I’m a firm believer in the notion that a vast majority of art is inspired by, and created through conflict. Perhaps the sappy love songs, portraits-for-hire paintings, and commissioned sculptures are exempt from this rule, but when I look at the most powerful works, regardless of medium, I think the theory is validated.
I know a lot of talented people who seem to thrive creatively during times of personal turmoil. Someone once told me that a song wasn’t going to be a good song unless you bled for it. I don’t agree– I think that someone has to bleed (and before you jump on me for supporting violence, allow me to point out that I’m using it as a metaphor) it just doesn’t have to be you.

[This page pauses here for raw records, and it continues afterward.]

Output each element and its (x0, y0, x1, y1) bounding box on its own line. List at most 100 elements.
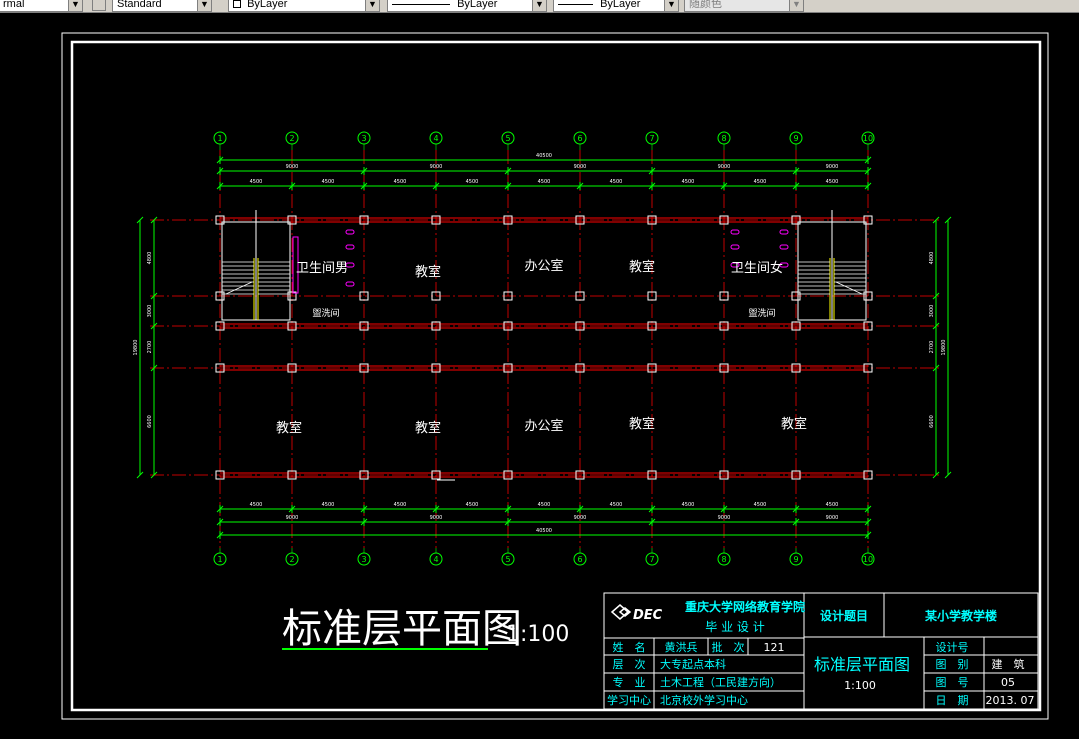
lineweight-sample-icon (558, 3, 593, 5)
dec-logo-icon: DEC (610, 604, 663, 623)
dim-text: 4500 (466, 179, 479, 185)
name-label: 姓 名 (613, 640, 646, 654)
design-no-label: 设计号 (936, 641, 969, 654)
dim-style-combo[interactable]: Standard ▼ (112, 0, 212, 12)
dim-text: 40500 (536, 153, 552, 159)
dim-text: 9000 (286, 164, 299, 170)
stair-arrow (225, 281, 253, 295)
dim-text: 9000 (718, 515, 731, 521)
dim-text: 4500 (754, 179, 767, 185)
axis-label: 2 (289, 555, 294, 564)
chevron-down-icon[interactable]: ▼ (197, 0, 211, 11)
room-label-classroom: 教室 (781, 416, 807, 432)
stair-arrow (835, 281, 863, 295)
linetype-sample-icon (392, 3, 450, 5)
color-combo[interactable]: ByLayer ▼ (228, 0, 380, 12)
axis-label: 8 (721, 555, 726, 564)
dim-text: 19800 (941, 340, 947, 356)
walls (220, 217, 868, 478)
lineweight-value: ByLayer (600, 0, 641, 10)
sheet-value: 05 (1001, 676, 1015, 689)
axis-label: 6 (577, 134, 582, 143)
name-value: 黄洪兵 (665, 640, 698, 654)
sheet-border (61, 32, 1049, 720)
text-style-combo[interactable]: rmal ▼ (0, 0, 83, 12)
axis-label: 3 (361, 134, 366, 143)
plotstyle-value: 随颜色 (689, 0, 722, 10)
toilet-fixture-icon (345, 244, 355, 250)
axis-label: 7 (649, 555, 654, 564)
room-label-classroom: 教室 (629, 416, 655, 432)
sheet-label: 图 号 (936, 676, 969, 689)
axis-label: 9 (793, 134, 798, 143)
dim-text: 9000 (718, 164, 731, 170)
dim-text: 4500 (826, 179, 839, 185)
chevron-down-icon[interactable]: ▼ (789, 0, 803, 11)
design-title-value: 某小学教学楼 (925, 608, 997, 623)
chevron-down-icon[interactable]: ▼ (664, 0, 678, 11)
drawing-canvas[interactable]: 40500 9000 9000 9000 9000 9000 4500 4500 4500 450… (0, 14, 1079, 739)
toilet-fixture-icon (730, 229, 740, 235)
room-label-washroom: 盥洗间 (312, 307, 339, 319)
axis-grid (150, 150, 940, 548)
text-style-icon[interactable] (92, 0, 106, 11)
axis-label: 6 (577, 555, 582, 564)
chevron-down-icon[interactable]: ▼ (532, 0, 546, 11)
dim-text: 3000 (147, 305, 153, 318)
lineweight-combo[interactable]: ByLayer ▼ (553, 0, 679, 12)
level-label: 层 次 (613, 657, 646, 671)
dim-text: 4500 (394, 502, 407, 508)
dim-text: 4500 (250, 179, 263, 185)
major-label: 专 业 (613, 675, 646, 689)
axis-label: 4 (433, 555, 438, 564)
dim-text: 4500 (682, 179, 695, 185)
center-value: 北京校外学习中心 (660, 693, 748, 707)
dim-text: 4500 (538, 179, 551, 185)
room-label-toilet-m: 卫生间男 (296, 261, 348, 276)
design-title-label: 设计题目 (820, 608, 868, 623)
drawing-title: 标准层平面图 (282, 606, 522, 652)
chevron-down-icon[interactable]: ▼ (365, 0, 379, 11)
dim-text: 4500 (682, 502, 695, 508)
logo-text: DEC (633, 608, 663, 623)
dim-text: 4500 (394, 179, 407, 185)
room-label-classroom: 教室 (629, 259, 655, 275)
room-label-toilet-f: 卫生间女 (731, 260, 783, 276)
dim-text: 9000 (574, 164, 587, 170)
color-swatch-icon (233, 0, 241, 9)
room-label-classroom: 教室 (415, 264, 441, 280)
room-label-classroom: 教室 (415, 420, 441, 436)
toilet-fixture-icon (779, 229, 789, 235)
axis-bubbles: 1 1 2 2 3 3 4 4 5 5 6 6 7 7 8 8 9 9 10 10 (213, 131, 875, 566)
project-type: 毕 业 设 计 (705, 620, 764, 634)
dim-text: 9000 (286, 515, 299, 521)
axis-label: 10 (863, 134, 873, 143)
dim-text: 4800 (929, 252, 935, 265)
date-value: 2013. 07 (986, 694, 1035, 707)
status-strip (0, 739, 1079, 744)
dim-text: 4500 (754, 502, 767, 508)
dim-text: 9000 (826, 515, 839, 521)
chevron-down-icon[interactable]: ▼ (68, 0, 82, 11)
text-style-value: rmal (3, 0, 25, 10)
drawing-name-scale: 1:100 (844, 679, 876, 692)
dim-text: 2700 (147, 341, 153, 354)
center-label: 学习中心 (607, 693, 651, 707)
dim-text: 9000 (430, 515, 443, 521)
plotstyle-combo[interactable]: 随颜色 ▼ (684, 0, 804, 12)
category-label: 图 别 (936, 658, 969, 671)
category-value: 建 筑 (992, 657, 1025, 671)
dim-text: 4500 (610, 179, 623, 185)
dim-text: 9000 (826, 164, 839, 170)
dim-text: 3000 (929, 305, 935, 318)
axis-label: 1 (217, 134, 222, 143)
linetype-combo[interactable]: ByLayer ▼ (387, 0, 547, 12)
dim-text: 40500 (536, 528, 552, 534)
dim-text: 4500 (538, 502, 551, 508)
dim-text: 2700 (929, 341, 935, 354)
axis-label: 9 (793, 555, 798, 564)
axis-label: 2 (289, 134, 294, 143)
axis-label: 1 (217, 555, 222, 564)
linetype-value: ByLayer (457, 0, 498, 10)
school-name: 重庆大学网络教育学院 (685, 599, 805, 614)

I think if you give my catalog a quick listen you’ll find that I tend to write a lot of sad songs.
I’m a happy person– the inspiration for a lot of that stuff has come to me through conversations that were either meant for me or meant for someone else– I just happened to be within earshot.
When I sent my friend Wright Thompson a few copies of Wide Listener (he and I wrote Gainesville together) he asked me if I was doing okay, which I took as a clear validation that blood does indeed need to be metaphorically spilled to create something of weight. I was able to truthfully tell him that I was fine, but I also pinned a feather in my cap while doing so.
So yes, someone has to bleed… but do yourself a favor if you’re an artist: open up your ears, write down your ideas, and let someone else do the bleeding for you. Your relationship and your overall psyche will thank you for it.